Foxtail plants can be risky for your dog. The barbed seed heads of the foxtail plant can work their way into any part of your dog or feline, from the nose to between the toes and inside the ears, eyes, and mouth. They can even dig themselves directly into a spot of skin.
The foxtail plant is a grass-like weed. It is primarily found in the Western half of the U.S.
The threat of foxtails surpasses primary inflammation. Because these tough seeds don’t break down inside the body, an embedded foxtail can result in major infection for your dog. It can even result in death if left without treatment. The seeds can be hard to discover in your dog’s fur.
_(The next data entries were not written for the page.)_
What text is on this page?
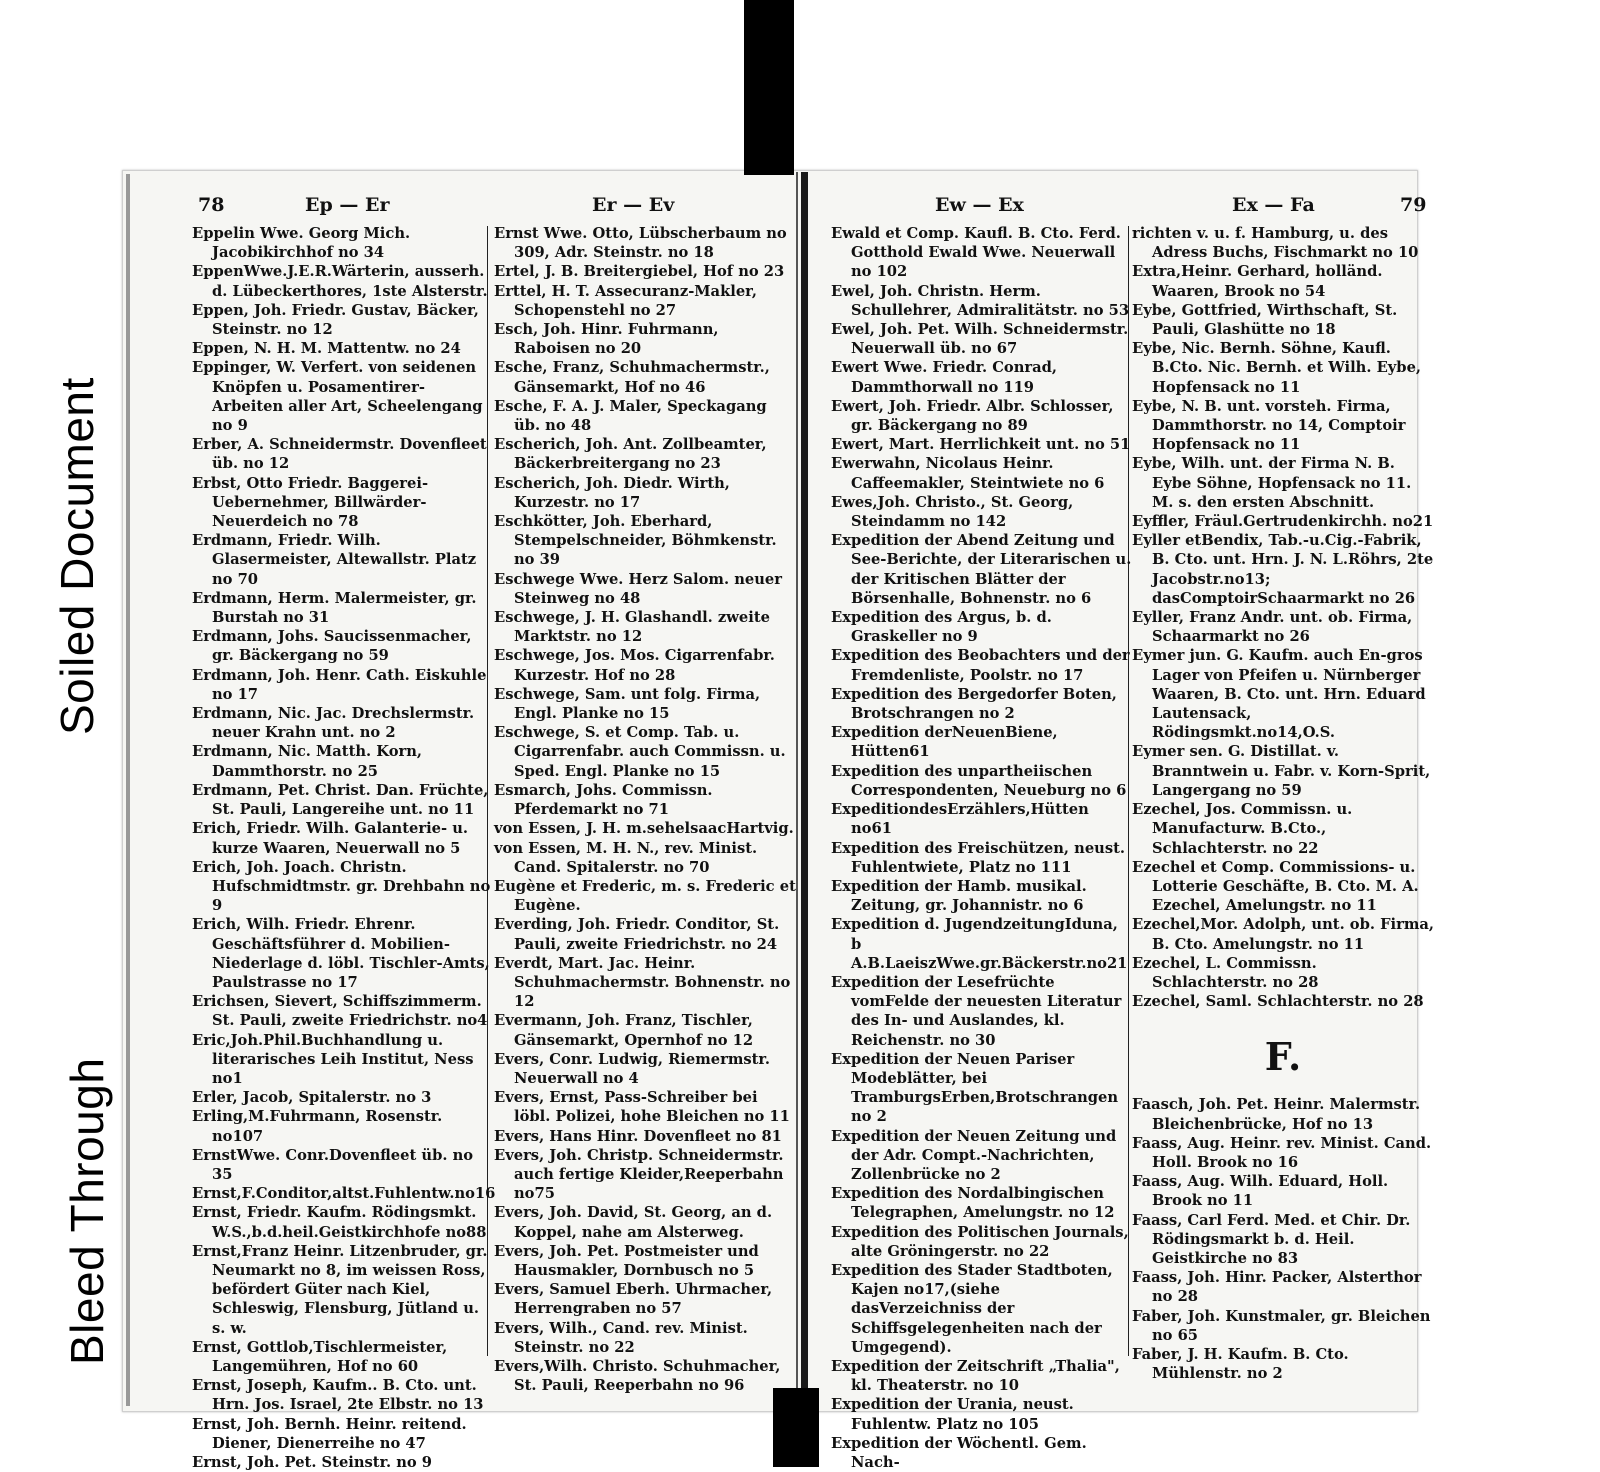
Soiled Document
Bleed Through
78	Ep — Er	Er — Ev	Ew — Ex	Ex — Fa	79
Eppelin Wwe. Georg Mich. Jacobikirchhof no 34
EppenWwe.J.E.R.Wärterin, ausserh. d. Lübeckerthores, 1ste Alsterstr.
Eppen, Joh. Friedr. Gustav, Bäcker, Steinstr. no 12
Eppen, N. H. M. Mattentw. no 24
Eppinger, W. Verfert. von seidenen Knöpfen u. Posamentirer-Arbeiten aller Art, Scheelengang no 9
Erber, A. Schneidermstr. Dovenfleet üb. no 12
Erbst, Otto Friedr. Baggerei-Uebernehmer, Billwärder-Neuerdeich no 78
Erdmann, Friedr. Wilh. Glasermeister, Altewallstr. Platz no 70
Erdmann, Herm. Malermeister, gr. Burstah no 31
Erdmann, Johs. Saucissenmacher, gr. Bäckergang no 59
Erdmann, Joh. Henr. Cath. Eiskuhle no 17
Erdmann, Nic. Jac. Drechslermstr. neuer Krahn unt. no 2
Erdmann, Nic. Matth. Korn, Dammthorstr. no 25
Erdmann, Pet. Christ. Dan. Früchte, St. Pauli, Langereihe unt. no 11
Erich, Friedr. Wilh. Galanterie- u. kurze Waaren, Neuerwall no 5
Erich, Joh. Joach. Christn. Hufschmidtmstr. gr. Drehbahn no 9
Erich, Wilh. Friedr. Ehrenr. Geschäftsführer d. Mobilien-Niederlage d. löbl. Tischler-Amts, Paulstrasse no 17
Erichsen, Sievert, Schiffszimmerm. St. Pauli, zweite Friedrichstr. no4
Eric,Joh.Phil.Buchhandlung u. literarisches Leih Institut, Ness no1
Erler, Jacob, Spitalerstr. no 3
Erling,M.Fuhrmann, Rosenstr. no107
ErnstWwe. Conr.Dovenfleet üb. no 35
Ernst,F.Conditor,altst.Fuhlentw.no16
Ernst, Friedr. Kaufm. Rödingsmkt. W.S.,b.d.heil.Geistkirchhofe no88
Ernst,Franz Heinr. Litzenbruder, gr. Neumarkt no 8, im weissen Ross, befördert Güter nach Kiel, Schleswig, Flensburg, Jütland u. s. w.
Ernst, Gottlob,Tischlermeister, Langemühren, Hof no 60
Ernst, Joseph, Kaufm.. B. Cto. unt. Hrn. Jos. Israel, 2te Elbstr. no 13
Ernst, Joh. Bernh. Heinr. reitend. Diener, Dienerreihe no 47
Ernst, Joh. Pet. Steinstr. no 9
Ernst Wwe. Otto, Lübscherbaum no 309, Adr. Steinstr. no 18
Ertel, J. B. Breitergiebel, Hof no 23
Erttel, H. T. Assecuranz-Makler, Schopenstehl no 27
Esch, Joh. Hinr. Fuhrmann, Raboisen no 20
Esche, Franz, Schuhmachermstr., Gänsemarkt, Hof no 46
Esche, F. A. J. Maler, Speckagang üb. no 48
Escherich, Joh. Ant. Zollbeamter, Bäckerbreitergang no 23
Escherich, Joh. Diedr. Wirth, Kurzestr. no 17
Eschkötter, Joh. Eberhard, Stempelschneider, Böhmkenstr. no 39
Eschwege Wwe. Herz Salom. neuer Steinweg no 48
Eschwege, J. H. Glashandl. zweite Marktstr. no 12
Eschwege, Jos. Mos. Cigarrenfabr. Kurzestr. Hof no 28
Eschwege, Sam. unt folg. Firma, Engl. Planke no 15
Eschwege, S. et Comp. Tab. u. Cigarrenfabr. auch Commissn. u. Sped. Engl. Planke no 15
Esmarch, Johs. Commissn. Pferdemarkt no 71
von Essen, J. H. m.sehelsaacHartvig.
von Essen, M. H. N., rev. Minist. Cand. Spitalerstr. no 70
Eugène et Frederic, m. s. Frederic et Eugène.
Everding, Joh. Friedr. Conditor, St. Pauli, zweite Friedrichstr. no 24
Everdt, Mart. Jac. Heinr. Schuhmachermstr. Bohnenstr. no 12
Evermann, Joh. Franz, Tischler, Gänsemarkt, Opernhof no 12
Evers, Conr. Ludwig, Riemermstr. Neuerwall no 4
Evers, Ernst, Pass-Schreiber bei löbl. Polizei, hohe Bleichen no 11
Evers, Hans Hinr. Dovenfleet no 81
Evers, Joh. Christp. Schneidermstr. auch fertige Kleider,Reeperbahn no75
Evers, Joh. David, St. Georg, an d. Koppel, nahe am Alsterweg.
Evers, Joh. Pet. Postmeister und Hausmakler, Dornbusch no 5
Evers, Samuel Eberh. Uhrmacher, Herrengraben no 57
Evers, Wilh., Cand. rev. Minist. Steinstr. no 22
Evers,Wilh. Christo. Schuhmacher, St. Pauli, Reeperbahn no 96
Ewald et Comp. Kaufl. B. Cto. Ferd. Gotthold Ewald Wwe. Neuerwall no 102
Ewel, Joh. Christn. Herm. Schullehrer, Admiralitätstr. no 53
Ewel, Joh. Pet. Wilh. Schneidermstr. Neuerwall üb. no 67
Ewert Wwe. Friedr. Conrad, Dammthorwall no 119
Ewert, Joh. Friedr. Albr. Schlosser, gr. Bäckergang no 89
Ewert, Mart. Herrlichkeit unt. no 51
Ewerwahn, Nicolaus Heinr. Caffeemakler, Steintwiete no 6
Ewes,Joh. Christo., St. Georg, Steindamm no 142
Expedition der Abend Zeitung und See-Berichte, der Literarischen u. der Kritischen Blätter der Börsenhalle, Bohnenstr. no 6
Expedition des Argus, b. d. Graskeller no 9
Expedition des Beobachters und der Fremdenliste, Poolstr. no 17
Expedition des Bergedorfer Boten, Brotschrangen no 2
Expedition derNeuenBiene, Hütten61
Expedition des unpartheiischen Correspondenten, Neueburg no 6
ExpeditiondesErzählers,Hütten no61
Expedition des Freischützen, neust. Fuhlentwiete, Platz no 111
Expedition der Hamb. musikal. Zeitung, gr. Johannistr. no 6
Expedition d. JugendzeitungIduna, b A.B.LaeiszWwe.gr.Bäckerstr.no21
Expedition der Lesefrüchte vomFelde der neuesten Literatur des In- und Auslandes, kl. Reichenstr. no 30
Expedition der Neuen Pariser Modeblätter, bei TramburgsErben,Brotschrangen no 2
Expedition der Neuen Zeitung und der Adr. Compt.-Nachrichten, Zollenbrücke no 2
Expedition des Nordalbingischen Telegraphen, Amelungstr. no 12
Expedition des Politischen Journals, alte Gröningerstr. no 22
Expedition des Stader Stadtboten, Kajen no17,(siehe dasVerzeichniss der Schiffsgelegenheiten nach der Umgegend).
Expedition der Zeitschrift „Thalia", kl. Theaterstr. no 10
Expedition der Urania, neust. Fuhlentw. Platz no 105
Expedition der Wöchentl. Gem. Nach-
richten v. u. f. Hamburg, u. des Adress Buchs, Fischmarkt no 10
Extra,Heinr. Gerhard, holländ. Waaren, Brook no 54
Eybe, Gottfried, Wirthschaft, St. Pauli, Glashütte no 18
Eybe, Nic. Bernh. Söhne, Kaufl. B.Cto. Nic. Bernh. et Wilh. Eybe, Hopfensack no 11
Eybe, N. B. unt. vorsteh. Firma, Dammthorstr. no 14, Comptoir Hopfensack no 11
Eybe, Wilh. unt. der Firma N. B. Eybe Söhne, Hopfensack no 11. M. s. den ersten Abschnitt.
Eyffler, Fräul.Gertrudenkirchh. no21
Eyller etBendix, Tab.-u.Cig.-Fabrik, B. Cto. unt. Hrn. J. N. L.Röhrs, 2te Jacobstr.no13; dasComptoirSchaarmarkt no 26
Eyller, Franz Andr. unt. ob. Firma, Schaarmarkt no 26
Eymer jun. G. Kaufm. auch En-gros Lager von Pfeifen u. Nürnberger Waaren, B. Cto. unt. Hrn. Eduard Lautensack, Rödingsmkt.no14,O.S.
Eymer sen. G. Distillat. v. Branntwein u. Fabr. v. Korn-Sprit, Langergang no 59
Ezechel, Jos. Commissn. u. Manufacturw. B.Cto., Schlachterstr. no 22
Ezechel et Comp. Commissions- u. Lotterie Geschäfte, B. Cto. M. A. Ezechel, Amelungstr. no 11
Ezechel,Mor. Adolph, unt. ob. Firma, B. Cto. Amelungstr. no 11
Ezechel, L. Commissn. Schlachterstr. no 28
Ezechel, Saml. Schlachterstr. no 28
F.
Faasch, Joh. Pet. Heinr. Malermstr. Bleichenbrücke, Hof no 13
Faass, Aug. Heinr. rev. Minist. Cand. Holl. Brook no 16
Faass, Aug. Wilh. Eduard, Holl. Brook no 11
Faass, Carl Ferd. Med. et Chir. Dr. Rödingsmarkt b. d. Heil. Geistkirche no 83
Faass, Joh. Hinr. Packer, Alsterthor no 28
Faber, Joh. Kunstmaler, gr. Bleichen no 65
Faber, J. H. Kaufm. B. Cto. Mühlenstr. no 2
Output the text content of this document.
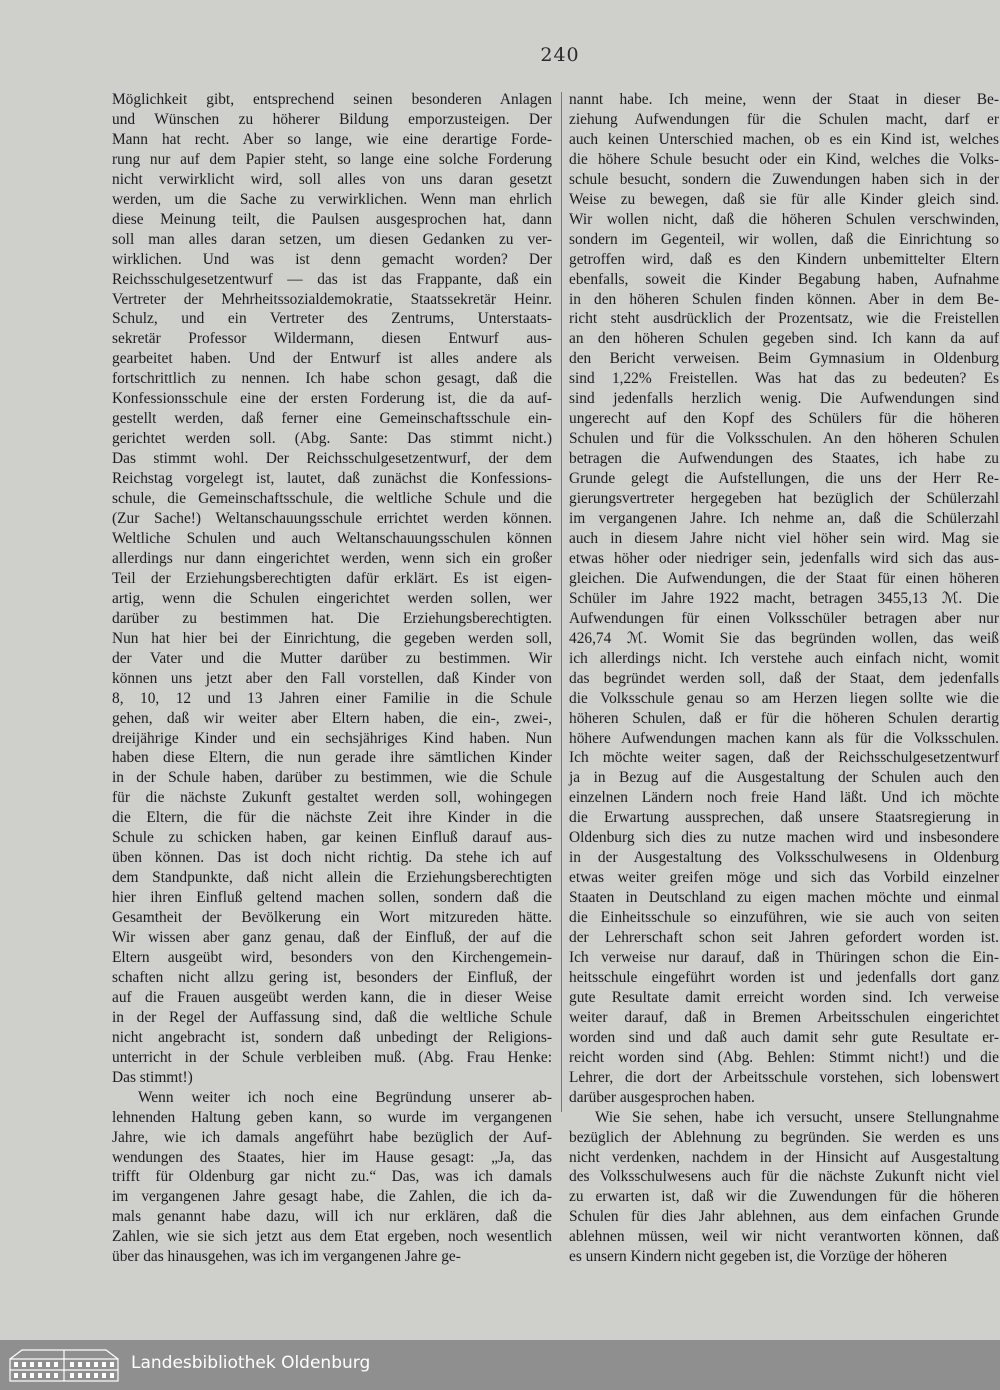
240

Möglichkeit gibt, entsprechend seinen besonderen Anlagen

und Wünschen zu höherer Bildung emporzusteigen. Der

Mann hat recht. Aber so lange, wie eine derartige Forde-

rung nur auf dem Papier steht, so lange eine solche Forderung

nicht verwirklicht wird, soll alles von uns daran gesetzt

werden, um die Sache zu verwirklichen. Wenn man ehrlich

diese Meinung teilt, die Paulsen ausgesprochen hat, dann

soll man alles daran setzen, um diesen Gedanken zu ver-

wirklichen. Und was ist denn gemacht worden? Der

Reichsschulgesetzentwurf — das ist das Frappante, daß ein

Vertreter der Mehrheitssozialdemokratie, Staatssekretär Heinr.

Schulz, und ein Vertreter des Zentrums, Unterstaats-

sekretär Professor Wildermann, diesen Entwurf aus-

gearbeitet haben. Und der Entwurf ist alles andere als

fortschrittlich zu nennen. Ich habe schon gesagt, daß die

Konfessionsschule eine der ersten Forderung ist, die da auf-

gestellt werden, daß ferner eine Gemeinschaftsschule ein-

gerichtet werden soll. (Abg. Sante: Das stimmt nicht.)

Das stimmt wohl. Der Reichsschulgesetzentwurf, der dem

Reichstag vorgelegt ist, lautet, daß zunächst die Konfessions-

schule, die Gemeinschaftsschule, die weltliche Schule und die

(Zur Sache!) Weltanschauungsschule errichtet werden können.

Weltliche Schulen und auch Weltanschauungsschulen können

allerdings nur dann eingerichtet werden, wenn sich ein großer

Teil der Erziehungsberechtigten dafür erklärt. Es ist eigen-

artig, wenn die Schulen eingerichtet werden sollen, wer

darüber zu bestimmen hat. Die Erziehungsberechtigten.

Nun hat hier bei der Einrichtung, die gegeben werden soll,

der Vater und die Mutter darüber zu bestimmen. Wir

können uns jetzt aber den Fall vorstellen, daß Kinder von

8, 10, 12 und 13 Jahren einer Familie in die Schule

gehen, daß wir weiter aber Eltern haben, die ein-, zwei-,

dreijährige Kinder und ein sechsjähriges Kind haben. Nun

haben diese Eltern, die nun gerade ihre sämtlichen Kinder

in der Schule haben, darüber zu bestimmen, wie die Schule

für die nächste Zukunft gestaltet werden soll, wohingegen

die Eltern, die für die nächste Zeit ihre Kinder in die

Schule zu schicken haben, gar keinen Einfluß darauf aus-

üben können. Das ist doch nicht richtig. Da stehe ich auf

dem Standpunkte, daß nicht allein die Erziehungsberechtigten

hier ihren Einfluß geltend machen sollen, sondern daß die

Gesamtheit der Bevölkerung ein Wort mitzureden hätte.

Wir wissen aber ganz genau, daß der Einfluß, der auf die

Eltern ausgeübt wird, besonders von den Kirchengemein-

schaften nicht allzu gering ist, besonders der Einfluß, der

auf die Frauen ausgeübt werden kann, die in dieser Weise

in der Regel der Auffassung sind, daß die weltliche Schule

nicht angebracht ist, sondern daß unbedingt der Religions-

unterricht in der Schule verbleiben muß. (Abg. Frau Henke:

Das stimmt!)

Wenn weiter ich noch eine Begründung unserer ab-

lehnenden Haltung geben kann, so wurde im vergangenen

Jahre, wie ich damals angeführt habe bezüglich der Auf-

wendungen des Staates, hier im Hause gesagt: „Ja, das

trifft für Oldenburg gar nicht zu.“ Das, was ich damals

im vergangenen Jahre gesagt habe, die Zahlen, die ich da-

mals genannt habe dazu, will ich nur erklären, daß die

Zahlen, wie sie sich jetzt aus dem Etat ergeben, noch wesentlich

über das hinausgehen, was ich im vergangenen Jahre ge-

nannt habe. Ich meine, wenn der Staat in dieser Be-

ziehung Aufwendungen für die Schulen macht, darf er

auch keinen Unterschied machen, ob es ein Kind ist, welches

die höhere Schule besucht oder ein Kind, welches die Volks-

schule besucht, sondern die Zuwendungen haben sich in der

Weise zu bewegen, daß sie für alle Kinder gleich sind.

Wir wollen nicht, daß die höheren Schulen verschwinden,

sondern im Gegenteil, wir wollen, daß die Einrichtung so

getroffen wird, daß es den Kindern unbemittelter Eltern

ebenfalls, soweit die Kinder Begabung haben, Aufnahme

in den höheren Schulen finden können. Aber in dem Be-

richt steht ausdrücklich der Prozentsatz, wie die Freistellen

an den höheren Schulen gegeben sind. Ich kann da auf

den Bericht verweisen. Beim Gymnasium in Oldenburg

sind 1,22% Freistellen. Was hat das zu bedeuten? Es

sind jedenfalls herzlich wenig. Die Aufwendungen sind

ungerecht auf den Kopf des Schülers für die höheren

Schulen und für die Volksschulen. An den höheren Schulen

betragen die Aufwendungen des Staates, ich habe zu

Grunde gelegt die Aufstellungen, die uns der Herr Re-

gierungsvertreter hergegeben hat bezüglich der Schülerzahl

im vergangenen Jahre. Ich nehme an, daß die Schülerzahl

auch in diesem Jahre nicht viel höher sein wird. Mag sie

etwas höher oder niedriger sein, jedenfalls wird sich das aus-

gleichen. Die Aufwendungen, die der Staat für einen höheren

Schüler im Jahre 1922 macht, betragen 3455,13 ℳ. Die

Aufwendungen für einen Volksschüler betragen aber nur

426,74 ℳ. Womit Sie das begründen wollen, das weiß

ich allerdings nicht. Ich verstehe auch einfach nicht, womit

das begründet werden soll, daß der Staat, dem jedenfalls

die Volksschule genau so am Herzen liegen sollte wie die

höheren Schulen, daß er für die höheren Schulen derartig

höhere Aufwendungen machen kann als für die Volksschulen.

Ich möchte weiter sagen, daß der Reichsschulgesetzentwurf

ja in Bezug auf die Ausgestaltung der Schulen auch den

einzelnen Ländern noch freie Hand läßt. Und ich möchte

die Erwartung aussprechen, daß unsere Staatsregierung in

Oldenburg sich dies zu nutze machen wird und insbesondere

in der Ausgestaltung des Volksschulwesens in Oldenburg

etwas weiter greifen möge und sich das Vorbild einzelner

Staaten in Deutschland zu eigen machen möchte und einmal

die Einheitsschule so einzuführen, wie sie auch von seiten

der Lehrerschaft schon seit Jahren gefordert worden ist.

Ich verweise nur darauf, daß in Thüringen schon die Ein-

heitsschule eingeführt worden ist und jedenfalls dort ganz

gute Resultate damit erreicht worden sind. Ich verweise

weiter darauf, daß in Bremen Arbeitsschulen eingerichtet

worden sind und daß auch damit sehr gute Resultate er-

reicht worden sind (Abg. Behlen: Stimmt nicht!) und die

Lehrer, die dort der Arbeitsschule vorstehen, sich lobenswert

darüber ausgesprochen haben.

Wie Sie sehen, habe ich versucht, unsere Stellungnahme

bezüglich der Ablehnung zu begründen. Sie werden es uns

nicht verdenken, nachdem in der Hinsicht auf Ausgestaltung

des Volksschulwesens auch für die nächste Zukunft nicht viel

zu erwarten ist, daß wir die Zuwendungen für die höheren

Schulen für dies Jahr ablehnen, aus dem einfachen Grunde

ablehnen müssen, weil wir nicht verantworten können, daß

es unsern Kindern nicht gegeben ist, die Vorzüge der höheren

Landesbibliothek Oldenburg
So how can you tell if your pooch has a foxtail that’s causing issues? If you find a foxtail should you extract it? So when is it time to call a vet?
Symptoms Your Dog Has Foxtails in a Paw or Other Body Parts
Foxtails travel. Moving non-stop forward, never back, they can migrate from inside your dog’s nose to its brain. They can dig through the skin or be inhaled into – and after that perforate – a lung.
Embedded foxtails can cause discharge, abscesses, swelling, pain, and death. If your dog is displaying any of the following symptoms, check for foxtails or talk with your vet:
- Feet. Foxtails like your dog’s feet and can quickly become embedded in between tender toes. Check for foxtails if you discover swelling or hopping or if your dog is constantly licking the area.
- Ears. If your pooch is shaking his head, tilting it to the side, or scratching nonstop at an ear, this could be the sign of a foxtail – one that may be so deep inside the ear canal you can’t see it. Your veterinarian needs to have a look using a different scope.
- Eyes. Redness, discharge, swelling, squinting, and pawing all may be signs your dog has a foxtail lodged in its eye. If you think this might hold, seek veterinary care right away.
- Nose. If you see discharge from the nose, or if your dog is sneezing regularly and extremely, there may be a foxtail lodged in a nasal passage.
- Genitals. Foxtails can discover their way into these areas, too. So if you see your dog persistently licking at its genitals, foxtails could be the cause.
If the foxtail is visible, you might pull it out by hand or with blunt tweezers. Feeding the dog bread may force the seed to move through the throat and into the stomach. In any case, see a veterinarian for follow-up.
Preventing Foxtail Problems in Dogs
Any dog can get foxtails in the ears, nose, eyes, or mouth. However, dogs with long ears and curly hair can be especially susceptible to foxtail issues. Avoid issues by:
- Analyzing your pet’s coat throughout foxtail season – usually May through December – specially if you’ve gone strolling in open fields. Brush your dog as required, looking especially carefully for pointy foxtail awns in your dog’s thick or feathery fur.
- Examine your puppy’s face and ears thoroughly for foxtails. Do not forget to look in and around your pooch’s mouth and gums.
- Carefully check your dog’s paw pads for foxtails– particularly between the toes.
- Use tweezers to get rid of any foxtails you can quickly get to. However, if a foxtail is deeply ingrained, or if the area around it is red or swollen, call your veterinarian immediately. Keep in mind, foxtails will not come out by themselves, and they can burrow into the brain, spine, eardrums, lungs– actually, anywhere.
The most convenient way to prevent foxtail problems is to keep your dog out of large, grassy areas. It would be best if you also pulled out any foxtail plants you find in your lawn. Likewise think about trimming your dog’s hair throughout foxtail season, particularly if it tends to get foxtails in one spot persistently.